Même les vipères sont protégées par la loi
Un travail qu'ils ne peuvent exercer que parce qu'ils bénéficient d'une habilitation, une dérogation à la loi délivrée par le préfet. En France, en effet, tous les amphibiens et reptiles, y compris les vipères, sont protégés par la loi (arrêté du 11 février 2021). Il est non seulement interdit de les détruire, mais aussi de les perturber, les capturer, les transporter, les naturaliser ou les mettre en vente ! Leurs œufs et leurs nids sont également protégés.
Cyril Michel ne peut donc attraper les serpents que parce qu'il bénéficie d'une autorisation préfectorale :
"Une couleuvre qui s'était réfugiée dans un local piscine, par exemple. Elle ne présentait aucun danger, mais le propriétaire était en panique totale, il avait très peur. Je me suis donc déplacé et l'ai attrapée pour la libérer un peu plus loin. Je cherche toujours avec des photos aériennes un endroit proche de là où on a trouvé le serpent. Mais plus éloigné des habitations, et avec un biotope qui peut convenir à l'espèce."
Certaines espèces de couleuvres (helvétique, vipérine), ainsi que les orvets, non seulement ne disposent pas de venin, mais ne peuvent même pas mordre les humains. Les bénévoles peuvent les attraper à main nue. D'autres sont un peu plus agressives et, pourvues de petites dents, sont capables de mordre. Dans ces cas-là, une paire de gros gants est suffisante. L'affaire se complique un peu lorsqu'il s'agit de déplacer une vipère :
"Une vipère a été aperçue à plusieurs reprises à Parçay-Meslay, dans une zone hyperfréquentée ou ne subsiste qu'un petit bout de bois et de champ, complètement enclavés. Elle était à la limite du champ, à proximité d'un parking où tout le personnel se retrouvait pour la pause cigarette! Il y avait bien un risque, pour les humains comme pour l'animal. Avec une vipère, je jette une serviette ou un grand torchon humidifiés sur l'animal, qui va aussitôt cesser de bouger. Avec un balai, je pousse le tout dans un grand récipient type poubelle, que je referme avant le déplacement."

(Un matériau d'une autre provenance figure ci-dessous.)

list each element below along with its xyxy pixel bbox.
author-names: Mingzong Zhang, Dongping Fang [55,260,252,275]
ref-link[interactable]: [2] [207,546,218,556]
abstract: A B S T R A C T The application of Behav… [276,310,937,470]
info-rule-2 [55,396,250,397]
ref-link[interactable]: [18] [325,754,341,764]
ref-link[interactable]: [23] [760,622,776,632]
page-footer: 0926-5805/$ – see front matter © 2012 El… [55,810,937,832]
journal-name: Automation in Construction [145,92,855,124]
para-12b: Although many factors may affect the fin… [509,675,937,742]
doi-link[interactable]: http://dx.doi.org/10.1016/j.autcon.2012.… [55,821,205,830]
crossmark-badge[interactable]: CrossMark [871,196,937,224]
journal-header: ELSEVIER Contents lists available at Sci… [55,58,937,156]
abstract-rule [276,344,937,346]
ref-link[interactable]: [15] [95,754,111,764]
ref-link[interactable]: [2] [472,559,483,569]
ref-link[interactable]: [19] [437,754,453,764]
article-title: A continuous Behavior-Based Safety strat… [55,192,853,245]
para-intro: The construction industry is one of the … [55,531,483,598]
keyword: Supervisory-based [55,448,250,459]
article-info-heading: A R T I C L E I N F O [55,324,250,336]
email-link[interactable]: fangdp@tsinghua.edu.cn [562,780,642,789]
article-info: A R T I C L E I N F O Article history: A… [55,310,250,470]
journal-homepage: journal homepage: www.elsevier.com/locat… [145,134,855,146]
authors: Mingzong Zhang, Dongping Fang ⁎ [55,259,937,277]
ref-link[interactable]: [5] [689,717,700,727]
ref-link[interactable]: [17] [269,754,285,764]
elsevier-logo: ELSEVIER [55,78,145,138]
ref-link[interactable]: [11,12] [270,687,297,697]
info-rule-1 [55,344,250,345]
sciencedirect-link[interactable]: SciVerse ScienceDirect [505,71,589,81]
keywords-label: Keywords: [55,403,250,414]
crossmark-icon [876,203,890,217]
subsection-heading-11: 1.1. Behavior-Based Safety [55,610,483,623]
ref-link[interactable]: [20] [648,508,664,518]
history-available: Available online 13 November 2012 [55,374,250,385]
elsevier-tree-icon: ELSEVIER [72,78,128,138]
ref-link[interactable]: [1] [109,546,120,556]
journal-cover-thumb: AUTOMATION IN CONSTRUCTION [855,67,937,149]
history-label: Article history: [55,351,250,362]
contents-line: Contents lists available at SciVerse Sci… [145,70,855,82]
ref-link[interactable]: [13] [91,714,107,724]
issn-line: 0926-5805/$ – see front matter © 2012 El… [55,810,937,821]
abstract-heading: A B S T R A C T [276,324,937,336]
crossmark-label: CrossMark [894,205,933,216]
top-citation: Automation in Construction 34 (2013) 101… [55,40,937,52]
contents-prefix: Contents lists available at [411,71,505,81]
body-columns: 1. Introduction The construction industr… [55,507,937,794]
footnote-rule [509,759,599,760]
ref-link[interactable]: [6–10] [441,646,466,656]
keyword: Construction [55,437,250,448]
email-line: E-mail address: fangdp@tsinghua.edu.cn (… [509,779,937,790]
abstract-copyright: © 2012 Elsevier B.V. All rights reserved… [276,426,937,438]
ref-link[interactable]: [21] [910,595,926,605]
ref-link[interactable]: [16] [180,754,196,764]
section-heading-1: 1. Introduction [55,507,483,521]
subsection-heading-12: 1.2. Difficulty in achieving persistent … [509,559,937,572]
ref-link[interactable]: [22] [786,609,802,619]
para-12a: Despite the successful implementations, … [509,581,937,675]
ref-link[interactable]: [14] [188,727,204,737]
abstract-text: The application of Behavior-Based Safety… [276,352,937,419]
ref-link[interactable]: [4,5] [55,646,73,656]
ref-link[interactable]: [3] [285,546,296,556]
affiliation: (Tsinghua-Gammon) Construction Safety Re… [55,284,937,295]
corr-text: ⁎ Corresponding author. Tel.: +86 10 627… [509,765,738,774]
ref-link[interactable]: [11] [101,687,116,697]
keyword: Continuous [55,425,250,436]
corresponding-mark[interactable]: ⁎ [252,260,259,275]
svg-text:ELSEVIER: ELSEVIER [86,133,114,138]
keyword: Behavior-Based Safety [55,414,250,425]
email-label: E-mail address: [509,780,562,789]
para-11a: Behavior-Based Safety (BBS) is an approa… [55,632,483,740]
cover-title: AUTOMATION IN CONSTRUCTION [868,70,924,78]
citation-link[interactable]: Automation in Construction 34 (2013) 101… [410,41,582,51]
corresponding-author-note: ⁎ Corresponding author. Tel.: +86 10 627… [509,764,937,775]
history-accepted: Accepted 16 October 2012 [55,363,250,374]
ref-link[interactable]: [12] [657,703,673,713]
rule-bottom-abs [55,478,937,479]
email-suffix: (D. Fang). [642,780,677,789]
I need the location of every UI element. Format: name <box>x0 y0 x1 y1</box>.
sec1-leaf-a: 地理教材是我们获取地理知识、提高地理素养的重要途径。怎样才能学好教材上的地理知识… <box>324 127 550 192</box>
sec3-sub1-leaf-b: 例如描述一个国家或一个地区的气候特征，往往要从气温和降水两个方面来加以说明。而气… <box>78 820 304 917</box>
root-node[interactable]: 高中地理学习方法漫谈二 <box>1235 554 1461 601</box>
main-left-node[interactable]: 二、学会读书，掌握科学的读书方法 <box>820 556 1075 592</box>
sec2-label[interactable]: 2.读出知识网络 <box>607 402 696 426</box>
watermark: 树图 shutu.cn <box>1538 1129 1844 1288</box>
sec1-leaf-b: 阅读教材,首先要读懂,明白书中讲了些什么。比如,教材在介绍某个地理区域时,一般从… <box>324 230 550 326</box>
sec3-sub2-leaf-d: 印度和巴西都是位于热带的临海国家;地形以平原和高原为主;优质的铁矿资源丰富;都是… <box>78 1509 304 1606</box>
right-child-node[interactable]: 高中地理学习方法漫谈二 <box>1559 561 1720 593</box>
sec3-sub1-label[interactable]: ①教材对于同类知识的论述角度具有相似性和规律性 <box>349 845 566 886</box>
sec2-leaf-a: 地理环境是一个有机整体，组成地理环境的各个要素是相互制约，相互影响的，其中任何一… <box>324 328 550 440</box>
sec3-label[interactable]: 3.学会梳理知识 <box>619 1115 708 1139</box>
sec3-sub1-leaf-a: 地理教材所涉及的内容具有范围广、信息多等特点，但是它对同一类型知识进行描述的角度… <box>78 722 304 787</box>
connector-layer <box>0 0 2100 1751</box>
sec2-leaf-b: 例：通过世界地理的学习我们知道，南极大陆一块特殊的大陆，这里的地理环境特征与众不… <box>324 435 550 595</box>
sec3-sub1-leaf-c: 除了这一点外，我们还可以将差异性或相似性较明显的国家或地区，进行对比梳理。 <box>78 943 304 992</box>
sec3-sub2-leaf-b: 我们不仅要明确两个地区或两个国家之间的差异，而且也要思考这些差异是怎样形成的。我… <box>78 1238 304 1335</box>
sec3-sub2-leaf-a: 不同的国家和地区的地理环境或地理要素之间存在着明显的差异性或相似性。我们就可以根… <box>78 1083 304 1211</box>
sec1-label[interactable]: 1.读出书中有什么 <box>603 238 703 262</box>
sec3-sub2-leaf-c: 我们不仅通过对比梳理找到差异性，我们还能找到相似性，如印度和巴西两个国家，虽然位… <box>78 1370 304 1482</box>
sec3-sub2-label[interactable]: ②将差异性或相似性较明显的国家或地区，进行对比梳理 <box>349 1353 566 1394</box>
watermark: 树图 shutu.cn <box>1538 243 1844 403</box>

Grâce à ce nouveau programme, de nombreux reptiles tourangeaux auront sans doute échappé au "coup de pelle" pendant le printemps et l'été 2024. D'autant que les sapeurs-pompiers ont pris l'habitude de renvoyer les appels vers SOS Serpents : eux-mêmes sont bien formés pour s'occuper des nouveaux animaux de compagnie (les NAC), mais ne sont pas habilités pour la capture et le déplacement des serpents relevant de la faune locale.
La saison est loin d'être terminée, car, contrairement aux idées reçues, les serpents ont tendance à entrer en "estivation", à se cacher pendant les périodes très chaudes. Depuis la fin du mois d'août, les appels ont repris de plus belle ! Et se poursuivront sans doute jusqu'au mois de novembre où les reptiles entreront en hibernation, si les températures sont suffisamment froides.
Devant un tel succès, le programme sera évidemment reconduit en 2025. Mais les deux bénévoles de la SHT songent déjà à renforcer l'équipe : ils ne s'attendaient pas à une activité aussi intense.